Kerry urges TCP status for dune shacks

Banner Daily Update posted Sat. Aug. 18

By Kaimi Rose Lum
Banner Staff

PROVINCETOWN — Dune dwellers gained the support of Sen. John Kerry this week in their bid for a special status on the National Register of Historic Places.

On Wednesday, Sen. Kerry asked the National Park Service to reverse a previous decision and designate the dune shack district of Provincetown and Truro a “traditional cultural property,” a category reserved on the National Register for places that harbor important, living cultural resources and are important to the identity of the community as a whole. The Keeper of the National Register, a division of the Park Service, denied the dune shacks that status in May even after the Park Service’s own hired ethnographers determined that the shacks met the criteria for a “TCP.”

“I am concerned that the decision to deny designation is in direct conflict with the May 2006 ethnography study ... by Robert Wolfe and T.J. Ferguson, commissioned by your agency,”’ Kerry wrote to the director of the National Park Service, Mary Bomar.

Kerry challenged the Park Service’s argument that the dune shack district does not qualify for TCP status because the groups inhabiting it are “fluid, evolving” and vary from one year to the next.

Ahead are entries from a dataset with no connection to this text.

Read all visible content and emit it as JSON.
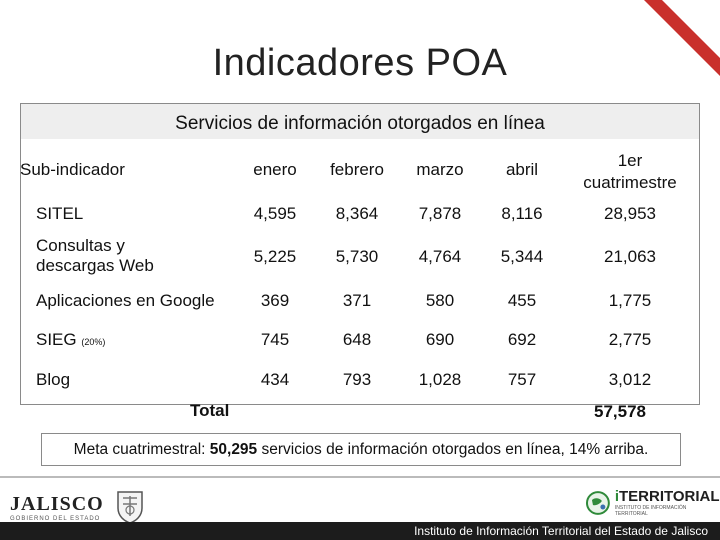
{
  "slide": {
    "title": "Indicadores POA"
  },
  "table": {
    "heading": "Servicios de información otorgados en línea",
    "columns": [
      "Sub-indicador",
      "enero",
      "febrero",
      "marzo",
      "abril",
      "1er cuatrimestre"
    ],
    "rows": [
      {
        "label": "SITEL",
        "note": "",
        "values": [
          "4,595",
          "8,364",
          "7,878",
          "8,116",
          "28,953"
        ]
      },
      {
        "label": "Consultas y descargas Web",
        "note": "",
        "values": [
          "5,225",
          "5,730",
          "4,764",
          "5,344",
          "21,063"
        ]
      },
      {
        "label": "Aplicaciones en Google",
        "note": "",
        "values": [
          "369",
          "371",
          "580",
          "455",
          "1,775"
        ]
      },
      {
        "label": "SIEG",
        "note": "(20%)",
        "values": [
          "745",
          "648",
          "690",
          "692",
          "2,775"
        ]
      },
      {
        "label": "Blog",
        "note": "",
        "values": [
          "434",
          "793",
          "1,028",
          "757",
          "3,012"
        ]
      }
    ],
    "total": {
      "label": "Total",
      "value": "57,578"
    }
  },
  "note": {
    "prefix": "Meta  cuatrimestral: ",
    "highlight": "50,295",
    "suffix": " servicios de información otorgados en línea, 14% arriba."
  },
  "footer": {
    "left_logo_text": "JALISCO",
    "left_logo_sub": "GOBIERNO DEL ESTADO",
    "right_logo_text": "TERRITORIAL",
    "right_logo_prefix": "i",
    "right_logo_sub": "INSTITUTO DE INFORMACIÓN TERRITORIAL",
    "caption": "Instituto de Información Territorial del Estado de Jalisco"
  },
  "colors": {
    "accent_red": "#c9302c",
    "green": "#2f8a3a",
    "footer_bg": "#1c1c1c"
  }
}
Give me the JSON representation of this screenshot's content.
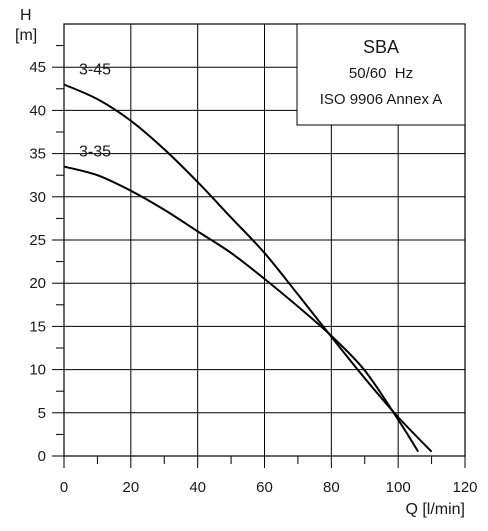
{
  "chart_data": {
    "type": "line",
    "title": "",
    "xlabel": "Q [l/min]",
    "ylabel_line1": "H",
    "ylabel_line2": "[m]",
    "xlim": [
      0,
      120
    ],
    "ylim": [
      0,
      50
    ],
    "x_ticks": [
      0,
      20,
      40,
      60,
      80,
      100,
      120
    ],
    "y_ticks": [
      0,
      5,
      10,
      15,
      20,
      25,
      30,
      35,
      40,
      45
    ],
    "grid": true,
    "info_box": {
      "line1": "SBA",
      "line2": "50/60  Hz",
      "line3": "ISO 9906 Annex A"
    },
    "series": [
      {
        "name": "3-45",
        "x": [
          0,
          10,
          20,
          30,
          40,
          50,
          60,
          70,
          80,
          90,
          100,
          110
        ],
        "y": [
          43,
          41.3,
          38.8,
          35.5,
          31.7,
          27.6,
          23.5,
          18.7,
          13.8,
          9,
          4.5,
          0.5
        ]
      },
      {
        "name": "3-35",
        "x": [
          0,
          10,
          20,
          30,
          40,
          50,
          60,
          70,
          80,
          90,
          100,
          106
        ],
        "y": [
          33.5,
          32.5,
          30.7,
          28.5,
          26,
          23.5,
          20.5,
          17.3,
          13.9,
          9.9,
          4.2,
          0.5
        ]
      }
    ]
  }
}
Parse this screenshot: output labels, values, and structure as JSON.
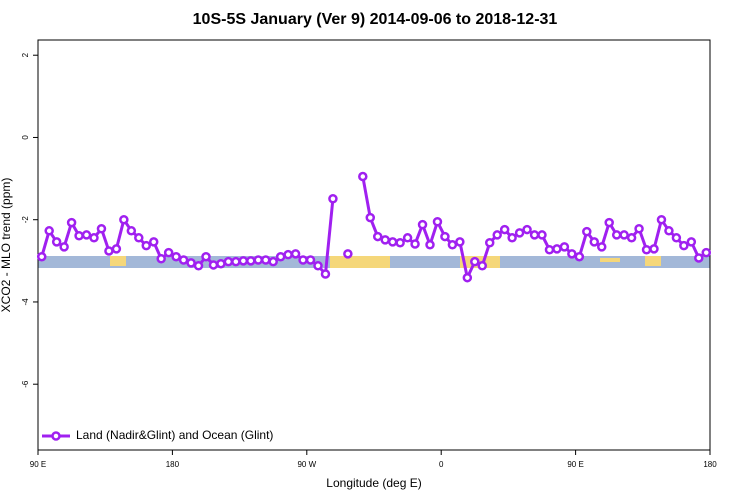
{
  "chart_data": {
    "type": "line",
    "title": "10S-5S January (Ver 9)   2014-09-06 to 2018-12-31",
    "x_label": "Longitude (deg E)",
    "y_label": "XCO2 - MLO trend (ppm)",
    "x": [
      92.5,
      97.5,
      102.5,
      107.5,
      112.5,
      117.5,
      122.5,
      127.5,
      132.5,
      137.5,
      142.5,
      147.5,
      152.5,
      157.5,
      162.5,
      167.5,
      172.5,
      177.5,
      182.5,
      187.5,
      192.5,
      197.5,
      202.5,
      207.5,
      212.5,
      217.5,
      222.5,
      227.5,
      232.5,
      237.5,
      242.5,
      247.5,
      252.5,
      257.5,
      262.5,
      267.5,
      272.5,
      277.5,
      282.5,
      287.5,
      292.5,
      297.5,
      302.5,
      307.5,
      312.5,
      317.5,
      322.5,
      327.5,
      332.5,
      337.5,
      342.5,
      347.5,
      352.5,
      357.5,
      362.5,
      367.5,
      372.5,
      377.5,
      382.5,
      387.5,
      392.5,
      397.5,
      402.5,
      407.5,
      412.5,
      417.5,
      422.5,
      427.5,
      432.5,
      437.5,
      442.5,
      447.5,
      452.5,
      457.5,
      462.5,
      467.5,
      472.5,
      477.5,
      482.5,
      487.5,
      492.5,
      497.5,
      502.5,
      507.5,
      512.5,
      517.5,
      522.5,
      527.5,
      532.5,
      537.5
    ],
    "series": [
      {
        "name": "Land (Nadir&Glint) and Ocean (Glint)",
        "color": "#a020f0",
        "values": [
          -2.9,
          -2.27,
          -2.54,
          -2.66,
          -2.07,
          -2.39,
          -2.37,
          -2.44,
          -2.22,
          -2.76,
          -2.71,
          -2.0,
          -2.27,
          -2.44,
          -2.63,
          -2.54,
          -2.95,
          -2.8,
          -2.9,
          -2.98,
          -3.05,
          -3.12,
          -2.9,
          -3.1,
          -3.07,
          -3.02,
          -3.02,
          -3.0,
          -3.0,
          -2.98,
          -2.98,
          -3.02,
          -2.9,
          -2.85,
          -2.83,
          -2.98,
          -2.98,
          -3.12,
          -3.32,
          -1.49,
          null,
          -2.83,
          null,
          -0.95,
          -1.95,
          -2.41,
          -2.49,
          -2.54,
          -2.56,
          -2.44,
          -2.59,
          -2.12,
          -2.61,
          -2.05,
          -2.41,
          -2.61,
          -2.54,
          -3.41,
          -3.02,
          -3.12,
          -2.56,
          -2.37,
          -2.24,
          -2.44,
          -2.32,
          -2.24,
          -2.37,
          -2.37,
          -2.73,
          -2.71,
          -2.66,
          -2.83,
          -2.9,
          -2.29,
          -2.54,
          -2.66,
          -2.07,
          -2.37,
          -2.37,
          -2.44,
          -2.22,
          -2.73,
          -2.71,
          -2.0,
          -2.27,
          -2.44,
          -2.63,
          -2.54,
          -2.93,
          -2.8
        ]
      }
    ],
    "xlim": [
      90,
      540
    ],
    "xticks": [
      {
        "value": 90,
        "label": "90 E"
      },
      180,
      {
        "value": 270,
        "label": "90 W"
      },
      {
        "value": 360,
        "label": "0"
      },
      {
        "value": 450,
        "label": "90 E"
      },
      {
        "value": 540,
        "label": "180"
      }
    ],
    "ylim": [
      -7.6,
      2.37
    ],
    "yticks": [
      2,
      0,
      -2,
      -4,
      -6
    ],
    "legend_position": "bottom-left"
  }
}
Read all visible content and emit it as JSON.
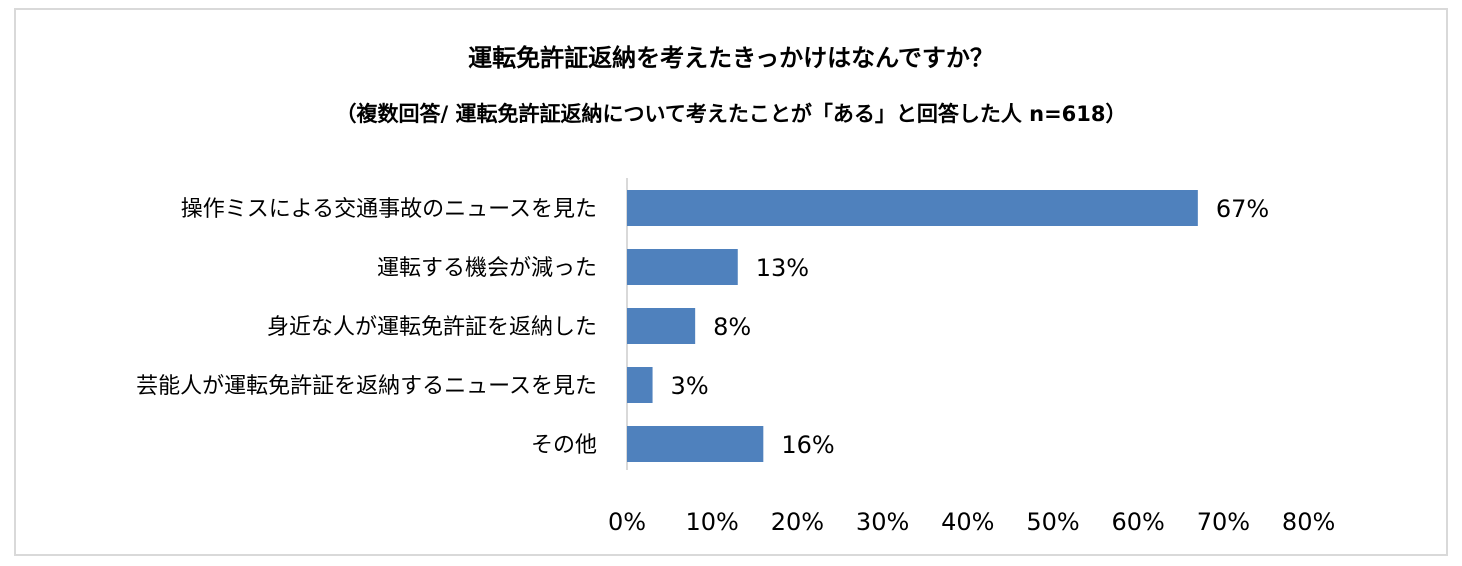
{
  "chart_data": {
    "type": "bar",
    "orientation": "horizontal",
    "title": "運転免許証返納を考えたきっかけはなんですか？",
    "subtitle": "（複数回答/ 運転免許証返納について考えたことが「ある」と回答した人 n=618）",
    "categories": [
      "操作ミスによる交通事故のニュースを見た",
      "運転する機会が減った",
      "身近な人が運転免許証を返納した",
      "芸能人が運転免許証を返納するニュースを見た",
      "その他"
    ],
    "values": [
      67,
      13,
      8,
      3,
      16
    ],
    "value_labels": [
      "67%",
      "13%",
      "8%",
      "3%",
      "16%"
    ],
    "xlim": [
      0,
      80
    ],
    "xticks": [
      0,
      10,
      20,
      30,
      40,
      50,
      60,
      70,
      80
    ],
    "xtick_labels": [
      "0%",
      "10%",
      "20%",
      "30%",
      "40%",
      "50%",
      "60%",
      "70%",
      "80%"
    ],
    "grid": false,
    "bar_color": "#4f81bd",
    "axis_color": "#d9d9d9",
    "border_color": "#d9d9d9"
  }
}
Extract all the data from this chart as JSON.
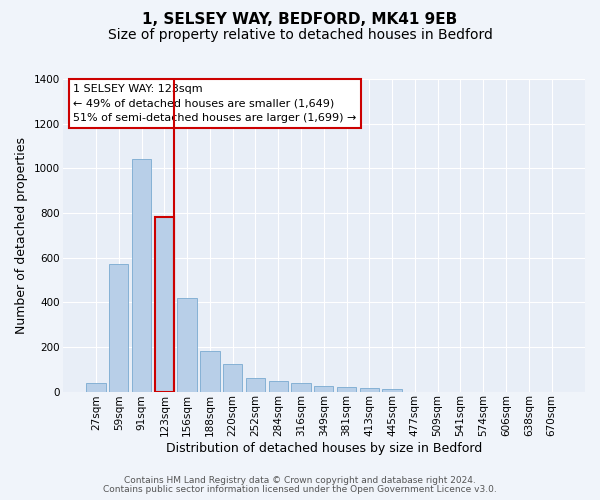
{
  "title_line1": "1, SELSEY WAY, BEDFORD, MK41 9EB",
  "title_line2": "Size of property relative to detached houses in Bedford",
  "xlabel": "Distribution of detached houses by size in Bedford",
  "ylabel": "Number of detached properties",
  "categories": [
    "27sqm",
    "59sqm",
    "91sqm",
    "123sqm",
    "156sqm",
    "188sqm",
    "220sqm",
    "252sqm",
    "284sqm",
    "316sqm",
    "349sqm",
    "381sqm",
    "413sqm",
    "445sqm",
    "477sqm",
    "509sqm",
    "541sqm",
    "574sqm",
    "606sqm",
    "638sqm",
    "670sqm"
  ],
  "values": [
    40,
    570,
    1040,
    780,
    420,
    180,
    125,
    60,
    45,
    40,
    25,
    20,
    18,
    10,
    0,
    0,
    0,
    0,
    0,
    0,
    0
  ],
  "bar_color": "#b8cfe8",
  "bar_edge_color": "#7aaad0",
  "highlight_bar_index": 3,
  "highlight_color": "#cc0000",
  "ylim": [
    0,
    1400
  ],
  "yticks": [
    0,
    200,
    400,
    600,
    800,
    1000,
    1200,
    1400
  ],
  "annotation_box_text": "1 SELSEY WAY: 123sqm\n← 49% of detached houses are smaller (1,649)\n51% of semi-detached houses are larger (1,699) →",
  "footer_line1": "Contains HM Land Registry data © Crown copyright and database right 2024.",
  "footer_line2": "Contains public sector information licensed under the Open Government Licence v3.0.",
  "bg_color": "#f0f4fa",
  "plot_bg_color": "#e8eef7",
  "grid_color": "#ffffff",
  "title_fontsize": 11,
  "subtitle_fontsize": 10,
  "axis_label_fontsize": 9,
  "tick_fontsize": 7.5,
  "annotation_fontsize": 8
}
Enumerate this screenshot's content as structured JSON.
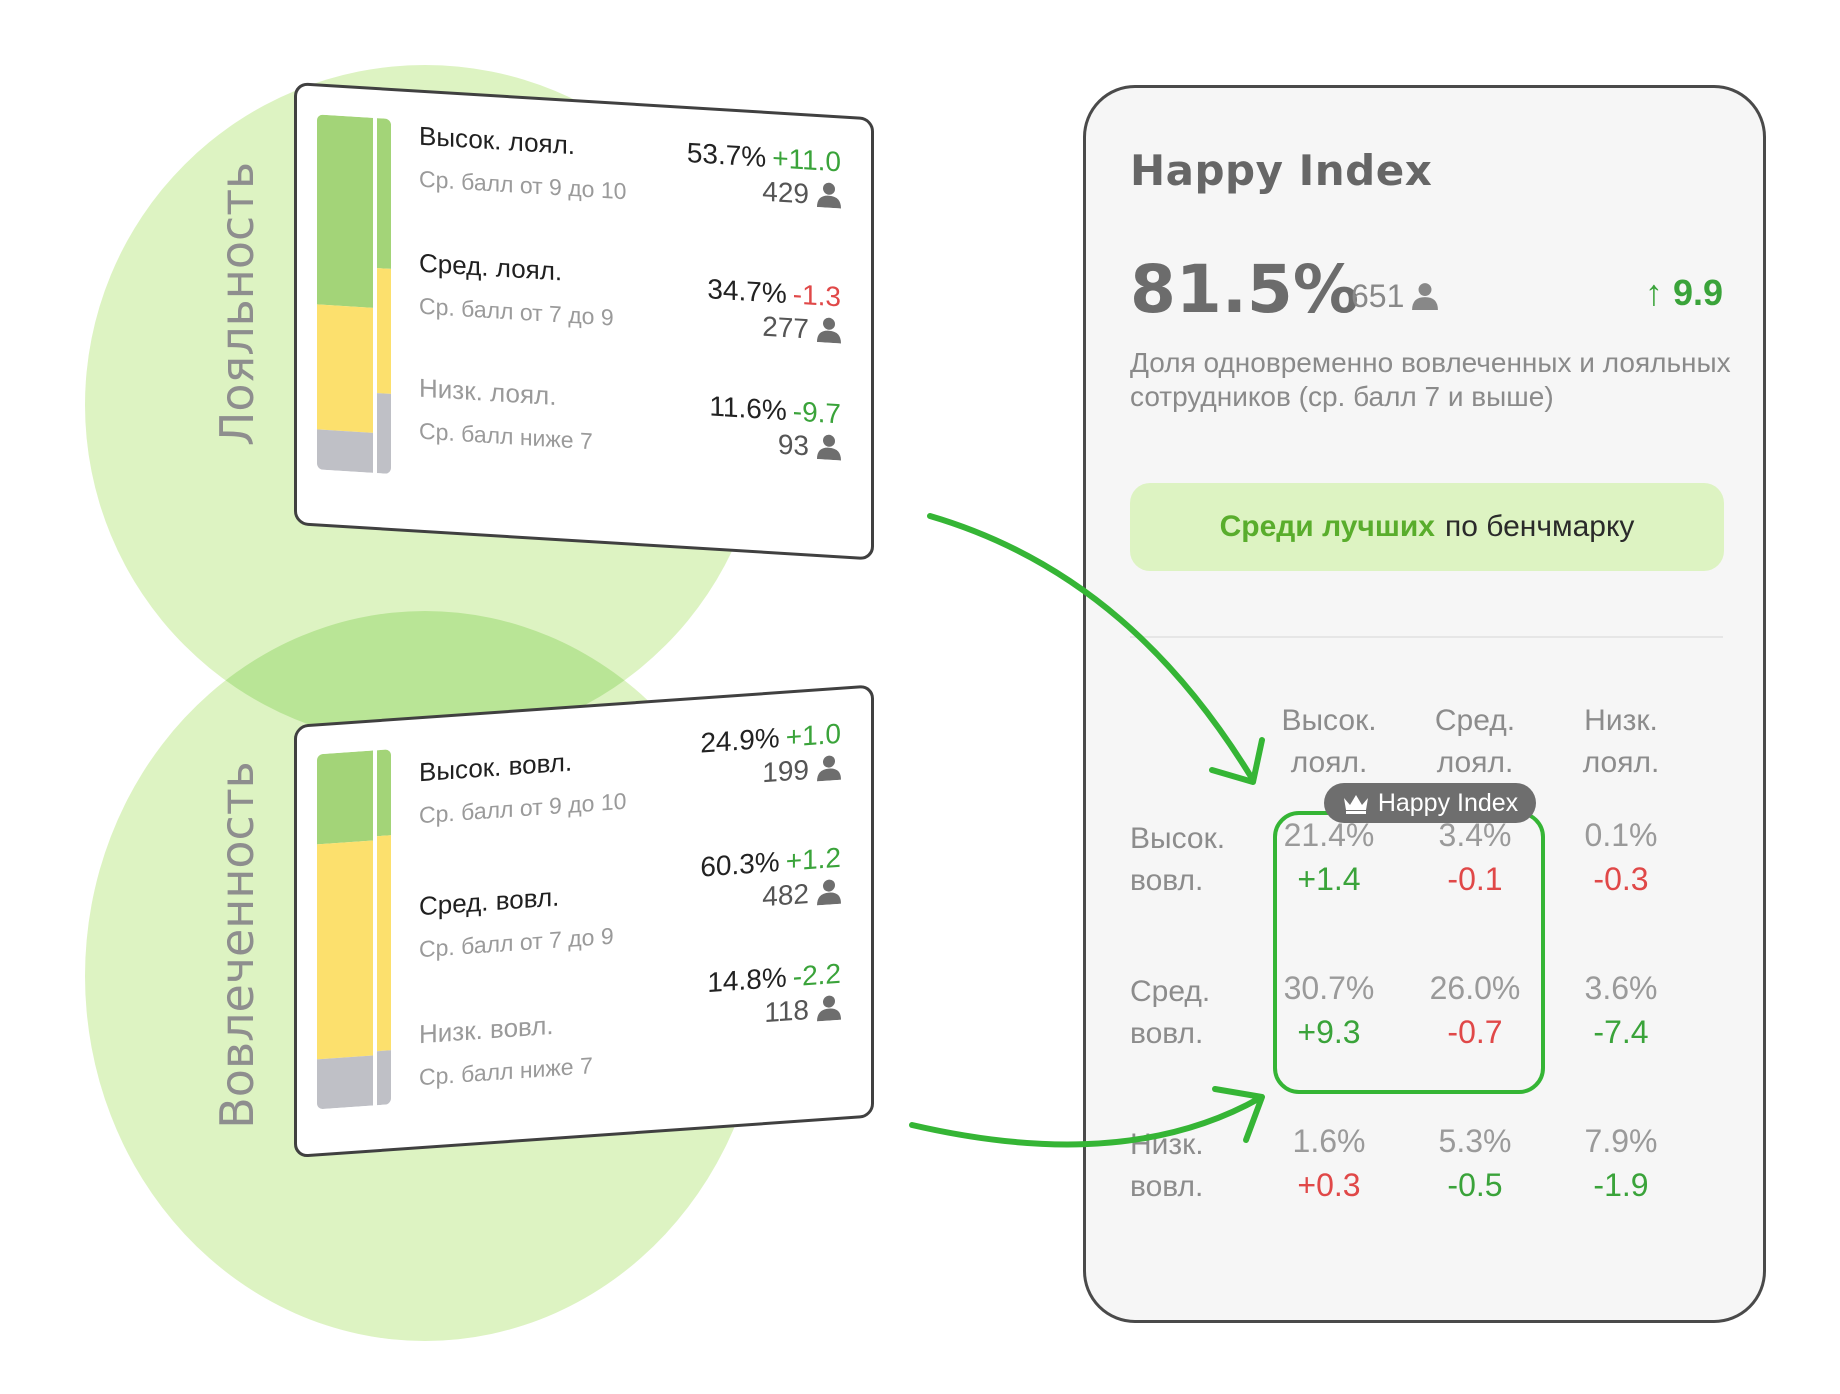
{
  "loyalty_label": "Лояльность",
  "engagement_label": "Вовлеченность",
  "loyalty_card": {
    "rows": [
      {
        "name": "Высок. лоял.",
        "sub": "Ср. балл от 9 до 10",
        "pct": "53.7%",
        "delta": "+11.0",
        "count": "429"
      },
      {
        "name": "Сред. лоял.",
        "sub": "Ср. балл от 7 до 9",
        "pct": "34.7%",
        "delta": "-1.3",
        "count": "277"
      },
      {
        "name": "Низк. лоял.",
        "sub": "Ср. балл ниже 7",
        "pct": "11.6%",
        "delta": "-9.7",
        "count": "93"
      }
    ]
  },
  "engagement_card": {
    "rows": [
      {
        "name": "Высок. вовл.",
        "sub": "Ср. балл от 9 до 10",
        "pct": "24.9%",
        "delta": "+1.0",
        "count": "199"
      },
      {
        "name": "Сред. вовл.",
        "sub": "Ср. балл от 7 до 9",
        "pct": "60.3%",
        "delta": "+1.2",
        "count": "482"
      },
      {
        "name": "Низк. вовл.",
        "sub": "Ср. балл ниже 7",
        "pct": "14.8%",
        "delta": "-2.2",
        "count": "118"
      }
    ]
  },
  "panel": {
    "title": "Happy Index",
    "value": "81.5%",
    "count": "651",
    "delta": "9.9",
    "description": "Доля одновременно вовлеченных и лояльных сотрудников (ср. балл 7 и выше)",
    "benchmark_strong": "Среди лучших",
    "benchmark_rest": "по бенчмарку",
    "badge": "Happy Index",
    "columns": [
      "Высок. лоял.",
      "Сред. лоял.",
      "Низк. лоял."
    ],
    "rows": [
      {
        "label": "Высок. вовл.",
        "cells": [
          {
            "value": "21.4%",
            "delta": "+1.4"
          },
          {
            "value": "3.4%",
            "delta": "-0.1"
          },
          {
            "value": "0.1%",
            "delta": "-0.3"
          }
        ]
      },
      {
        "label": "Сред. вовл.",
        "cells": [
          {
            "value": "30.7%",
            "delta": "+9.3"
          },
          {
            "value": "26.0%",
            "delta": "-0.7"
          },
          {
            "value": "3.6%",
            "delta": "-7.4"
          }
        ]
      },
      {
        "label": "Низк. вовл.",
        "cells": [
          {
            "value": "1.6%",
            "delta": "+0.3"
          },
          {
            "value": "5.3%",
            "delta": "-0.5"
          },
          {
            "value": "7.9%",
            "delta": "-1.9"
          }
        ]
      }
    ]
  },
  "colors": {
    "positive": "#3aa33a",
    "negative": "#e04848",
    "accent_green": "#35b535",
    "high": "#a3d478",
    "mid": "#fce06d",
    "low": "#bfc0c6"
  }
}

“While some of the population varies year to year based on the rental property administered by the Provincetown Community Compact and the Peaked Hill Trust, this in no way diminishes the value of the culture, especially given that many of the shacks are occupied by multiple generations of the same family and some individuals have made the shacks their homes for over 50 summers,” he wrote.

Jerry Gaumer, a spokesperson for the National Park Service, said Friday he was unclear on the procedure Bomar and the Keeper would need to follow in order to reconsider the decision, should they reconsider. Bomar was out of the office this week and unable to comment, he said.